The Latest on the Heart Beat; No Symptoms, No Asthma?; Sound Asleep and Eating, Too
The Latest on the Heart Beat
The first significant evidence that medication can reverse heart disease, not just slow or stop it, emerged last week at a national meeting of heart experts and in the Journal of the American Medical Association. The treatment was a high dose of Crestor, the newest and most powerful member of the cholesterol-lowering statin family. Should everyone with heart disease be on a similar regimen? For now, patients who ask their physicians can expect a cautious response.
In the study, a tiny ultrasonic probe was inserted into partly clogged coronary arteries of several hundred patients to measure the fatty plaque. The patients took 40 milligrams a day of Crestor, the highest approved dose. Measurements after two years showed an average reduction of nearly 7 percent. Although Crestor maker AstraZeneca funded the study, Cleveland Clinic cardiologist Steven Nissen, who directed it, did not personally benefit.
The key, says Nissen, was that Crestor drove LDL, the plaque-building cholesterol, somewhat lower than other statins typically do. It also had more success at raising HDL, which removes LDL from the blood. But do the lower numbers and reduced plaque translate to fewer heart attacks and other incidents? Nissen is firm. "The relationship is well established," he says. But cardiologist Rob Califf of Duke University Medical Center wonders about long-term safety. "Crestor hasn't even been tested in a big clinical trial," he says.
Thin no more. The heart meeting also was stirred by dire findings about the blood thinner Plavix. Most people who have had a "cardiovascular event" such as a heart attack or angina pain are put on long-term low doses of aspirin to prevent dangerous clots. Many physicians add Plavix because of studies suggesting increased protection without major bleeding. But a large study published last week in the New England Journal of Medicine found that Plavix offers no such benefit--and poses a death risk as much as 77 percent higher than aspirin alone. "More is not always better," says Douglas Weaver, head of the division of cardiovascular medicine at Henry Ford Health System in Detroit, who moderated a discussion at a heart meeting in Atlanta. "There's simply no reason to prescribe it." Avery Comarow
No Symptoms, No Asthma?
If you believe your asthma goes away when the symptoms do, you may be making matters worse. Doctors at Mount Sinai School of Medicine in New York reported in the March issue of Chest that people with a "no symptoms, no asthma" attitude are less likely to take their medications as prescribed, to have checkups, and to use tests that measure lung function. "Asthma is very common and can be fatal but is easily controllable with medications," says lead author Ethan Halm--so most trips to the ER are preventable.

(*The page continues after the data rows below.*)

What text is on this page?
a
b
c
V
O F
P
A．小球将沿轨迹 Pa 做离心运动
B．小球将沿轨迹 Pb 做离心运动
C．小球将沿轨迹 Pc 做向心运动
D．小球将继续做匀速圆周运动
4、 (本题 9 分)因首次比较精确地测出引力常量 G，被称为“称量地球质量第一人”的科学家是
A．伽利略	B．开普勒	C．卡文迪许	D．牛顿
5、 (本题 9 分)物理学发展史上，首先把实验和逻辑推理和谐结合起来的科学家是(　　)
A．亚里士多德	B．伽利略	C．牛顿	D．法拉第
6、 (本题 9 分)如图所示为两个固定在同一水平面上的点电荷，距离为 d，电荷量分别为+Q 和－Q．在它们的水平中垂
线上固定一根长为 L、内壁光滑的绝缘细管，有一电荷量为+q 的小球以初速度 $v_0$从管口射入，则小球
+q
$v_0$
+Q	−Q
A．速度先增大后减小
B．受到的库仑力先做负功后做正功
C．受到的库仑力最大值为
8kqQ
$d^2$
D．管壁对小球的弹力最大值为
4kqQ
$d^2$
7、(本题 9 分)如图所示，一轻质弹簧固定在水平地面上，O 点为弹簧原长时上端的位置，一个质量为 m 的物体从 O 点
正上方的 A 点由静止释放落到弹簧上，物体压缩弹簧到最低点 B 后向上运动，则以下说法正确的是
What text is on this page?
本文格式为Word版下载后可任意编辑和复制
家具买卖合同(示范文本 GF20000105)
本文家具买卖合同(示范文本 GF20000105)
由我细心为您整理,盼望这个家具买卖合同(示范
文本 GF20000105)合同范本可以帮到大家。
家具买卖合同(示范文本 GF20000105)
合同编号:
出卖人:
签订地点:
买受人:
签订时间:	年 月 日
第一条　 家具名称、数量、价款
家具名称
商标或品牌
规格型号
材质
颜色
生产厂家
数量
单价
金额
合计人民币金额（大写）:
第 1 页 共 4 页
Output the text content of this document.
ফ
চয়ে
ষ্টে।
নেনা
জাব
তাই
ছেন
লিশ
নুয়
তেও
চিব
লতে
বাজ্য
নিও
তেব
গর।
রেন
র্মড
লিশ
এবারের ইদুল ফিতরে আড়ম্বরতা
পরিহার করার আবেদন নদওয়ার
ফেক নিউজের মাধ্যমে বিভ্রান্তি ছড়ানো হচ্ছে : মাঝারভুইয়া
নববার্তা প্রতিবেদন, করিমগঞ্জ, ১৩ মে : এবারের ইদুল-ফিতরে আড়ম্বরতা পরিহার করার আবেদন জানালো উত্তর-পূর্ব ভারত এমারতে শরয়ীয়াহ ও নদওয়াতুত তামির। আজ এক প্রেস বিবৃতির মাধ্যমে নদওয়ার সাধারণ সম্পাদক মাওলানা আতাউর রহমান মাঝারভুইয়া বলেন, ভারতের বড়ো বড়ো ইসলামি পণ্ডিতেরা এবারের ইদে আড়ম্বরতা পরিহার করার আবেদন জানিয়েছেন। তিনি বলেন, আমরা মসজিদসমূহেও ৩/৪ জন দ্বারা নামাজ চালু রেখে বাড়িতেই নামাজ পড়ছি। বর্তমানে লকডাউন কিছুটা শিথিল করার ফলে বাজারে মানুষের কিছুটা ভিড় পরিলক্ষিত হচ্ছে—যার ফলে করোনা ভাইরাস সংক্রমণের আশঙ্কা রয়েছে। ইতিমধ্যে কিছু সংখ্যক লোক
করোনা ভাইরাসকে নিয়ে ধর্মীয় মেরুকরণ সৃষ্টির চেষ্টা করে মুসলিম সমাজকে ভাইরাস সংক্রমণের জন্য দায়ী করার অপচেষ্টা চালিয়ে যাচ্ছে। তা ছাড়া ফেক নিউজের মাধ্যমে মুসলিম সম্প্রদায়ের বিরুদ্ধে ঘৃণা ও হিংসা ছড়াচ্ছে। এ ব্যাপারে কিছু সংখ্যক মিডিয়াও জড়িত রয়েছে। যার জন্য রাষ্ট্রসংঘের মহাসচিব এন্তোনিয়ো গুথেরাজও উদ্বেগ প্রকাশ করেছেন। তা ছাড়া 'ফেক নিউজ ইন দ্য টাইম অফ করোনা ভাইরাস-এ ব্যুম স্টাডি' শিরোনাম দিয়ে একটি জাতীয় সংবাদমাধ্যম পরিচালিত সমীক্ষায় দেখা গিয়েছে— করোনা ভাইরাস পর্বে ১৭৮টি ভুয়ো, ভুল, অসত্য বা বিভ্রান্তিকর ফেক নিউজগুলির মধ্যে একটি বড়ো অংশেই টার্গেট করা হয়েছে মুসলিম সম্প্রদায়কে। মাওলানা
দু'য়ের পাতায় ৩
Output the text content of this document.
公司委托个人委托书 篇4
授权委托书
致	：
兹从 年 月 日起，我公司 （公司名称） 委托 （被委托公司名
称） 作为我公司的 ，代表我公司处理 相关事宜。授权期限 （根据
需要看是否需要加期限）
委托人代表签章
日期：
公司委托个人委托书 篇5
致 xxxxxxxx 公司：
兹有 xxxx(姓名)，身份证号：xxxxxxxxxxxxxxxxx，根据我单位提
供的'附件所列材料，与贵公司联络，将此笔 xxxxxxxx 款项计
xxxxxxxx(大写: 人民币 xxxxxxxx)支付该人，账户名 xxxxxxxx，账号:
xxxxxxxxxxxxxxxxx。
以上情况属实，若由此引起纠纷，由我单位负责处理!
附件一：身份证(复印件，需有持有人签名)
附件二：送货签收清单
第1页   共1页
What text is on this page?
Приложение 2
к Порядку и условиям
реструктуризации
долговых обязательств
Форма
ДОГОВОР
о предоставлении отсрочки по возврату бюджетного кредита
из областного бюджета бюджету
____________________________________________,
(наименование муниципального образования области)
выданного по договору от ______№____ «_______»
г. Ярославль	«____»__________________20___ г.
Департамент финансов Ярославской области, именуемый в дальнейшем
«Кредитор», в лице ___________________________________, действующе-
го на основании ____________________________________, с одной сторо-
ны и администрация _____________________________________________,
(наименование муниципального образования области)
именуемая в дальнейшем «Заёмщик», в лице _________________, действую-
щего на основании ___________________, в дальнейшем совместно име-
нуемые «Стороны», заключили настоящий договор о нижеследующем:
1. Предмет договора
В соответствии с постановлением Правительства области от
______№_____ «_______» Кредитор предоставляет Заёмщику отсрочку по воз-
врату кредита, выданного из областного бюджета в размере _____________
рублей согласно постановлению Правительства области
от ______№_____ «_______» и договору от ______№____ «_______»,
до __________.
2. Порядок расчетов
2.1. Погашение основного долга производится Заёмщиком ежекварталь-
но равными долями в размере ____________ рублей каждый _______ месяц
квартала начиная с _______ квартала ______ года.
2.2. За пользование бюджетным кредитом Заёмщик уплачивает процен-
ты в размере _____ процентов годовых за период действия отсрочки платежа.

People with asthma have chronic inflammation of the airways and often need daily anti-inflammatory medicines such as inhaled steroids so that irritants are less likely to trigger an attack. Halm advises regular checkups no matter how great you feel. And if the doctor prescribes daily treatment, take your medicine. Cory Hatch
Sound Asleep and Eating, Too
Insomniacs considering the sleep medication Ambien might be put off by last week's news reports of sleepwalking, sleep-eating, and even sleep-driving by people taking the popular drug. But Mark Mahowald, a doctor at the Minnesota Regional Sleep Disorders Center who tracks such behaviors, says extreme examples are rare and most sleepwalking is harmless--and it can affect people using alcohol, other sleep medications, or nothing at all. Ambien is the most widely prescribed sleep medication by far, which could explain why it seems particularly linked to these incidents, he says. It's important, though, to take your medicine as directed; raising the dose or mixing a sedative with alcohol can increase the risks of something strange happening. Helen Fields
This story appears in the March 27, 2006 print edition of U.S. News & World Report.